Without mentioning any specific trade agreement, Trump said, “The era of economic surrender is over. America has also finally turned the page on decades of unfair trade deals that sacrificed our prosperity and shipped away our companies, our jobs, and our nation's wealth. From now on, we expect trading relationships to be fair and to be reciprocal. We will work to fix bad trade deals and negotiate new ones.”
The often-divisive president at times seemed to welcome the chance to bring a polarized country together for common goals like infrastructure and immigration reform. Trump urged Democrats to join him in moving a $1.5 trillion infrastructure plan that would include changes in environmental and other regulations to streamline the approval process for road, bridge and sewage projects.
"America is a nation of builders," he said. "We built the Empire State Building in just one year. Isn't it a disgrace that it can now take 10 years just to get a permit approved for a simple road?"
On immigration reform, he re-emphasized four key pillars of his plan, which he said, “should be supported by both parties as a fair compromise -- one where nobody gets everything they want, but where our country gets the critical reforms it needs.” Those pillars include a path to citizenship for 1.8 million illegal immigrants who were brought here by their parents at a young age, securing the border, ending the visa lottery and moving toward a merit-based immigration system, and doing away with chain migration.
But as Democrats, who either boycotted the speech or sat stoically during the event, demonstrated, finding bipartisan solutions on controversial issues like immigration will not be easy.
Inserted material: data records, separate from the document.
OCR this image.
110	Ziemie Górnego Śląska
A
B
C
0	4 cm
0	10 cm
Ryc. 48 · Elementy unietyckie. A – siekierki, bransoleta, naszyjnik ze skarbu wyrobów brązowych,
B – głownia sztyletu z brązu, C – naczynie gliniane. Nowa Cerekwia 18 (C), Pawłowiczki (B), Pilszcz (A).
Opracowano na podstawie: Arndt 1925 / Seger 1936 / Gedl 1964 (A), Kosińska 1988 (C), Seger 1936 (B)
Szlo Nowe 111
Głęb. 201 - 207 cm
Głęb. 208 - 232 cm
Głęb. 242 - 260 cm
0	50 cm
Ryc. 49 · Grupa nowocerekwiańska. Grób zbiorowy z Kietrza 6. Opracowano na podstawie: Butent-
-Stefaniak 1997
“It would be easy to dismiss the past year as chaos, as partisanship, as politics, but it's far bigger than that," said Rep. Joe Kennedy in delivering the Democratic response. "This administration isn't just targeting the laws that protect us. They're targeting the very idea that we are all worthy of protection.
Kennedy, the 37-year-old grandson of Robert Kennedy, said the Trump administration had asked Americans to pick between "coal miners or single moms, rural communities or inner cities, the coast or the heartland."
"We fight for both," Kennedy said. "Because the strongest, richest, greatest nation in the world should not have to leave any one behind.
The president’s remarks were warmly received by some farm and rural advocates, even though some wanted the president to do much more.
American Farm Bureau President Zippy Duvall said it was “refreshing” to hear Trump’s pledge to make Washington accountable.
“From regulatory reform and trade to immigration reform and infrastructure upgrades, President Trump tonight unveiled a policy roadmap that aims to unify and strengthen our nation. Many of the provisions he outlined will continue the theme of renewing rural America. Now, we must work to secure those policy provisions,” Duvall said.
“With the more-than-$1 trillion infrastructure development package he announced tonight, it is our expectation that rural communities will be partners in what he described as a New American Moment. Infrastructure upgrades tied to our rural communities will help pave the way for economic renewal that is so badly needed."
National Farmers Union President Roger Johnson said, “Family farmers and rural residents are looking to President Trump to deliver on his promises to fix the nation’s failed free trade agreement framework and crumbling rural infrastructure.
“The President, rightly so, spoke to how our past trade agreements disadvantage the working class, family farmers and their communities. These agreements operate under a failed framework that the president can begin to fix by replacing NAFTA with an agreement that addresses our massive trade deficit and lost sovereignty.
"Unfortunately," Johnson said, "President Trump has gone about this in a fashion that isn’t conducive to positive relations with our trading partners. The administration must produce a better NAFTA and avoid massive market disruption through a NAFTA withdrawal."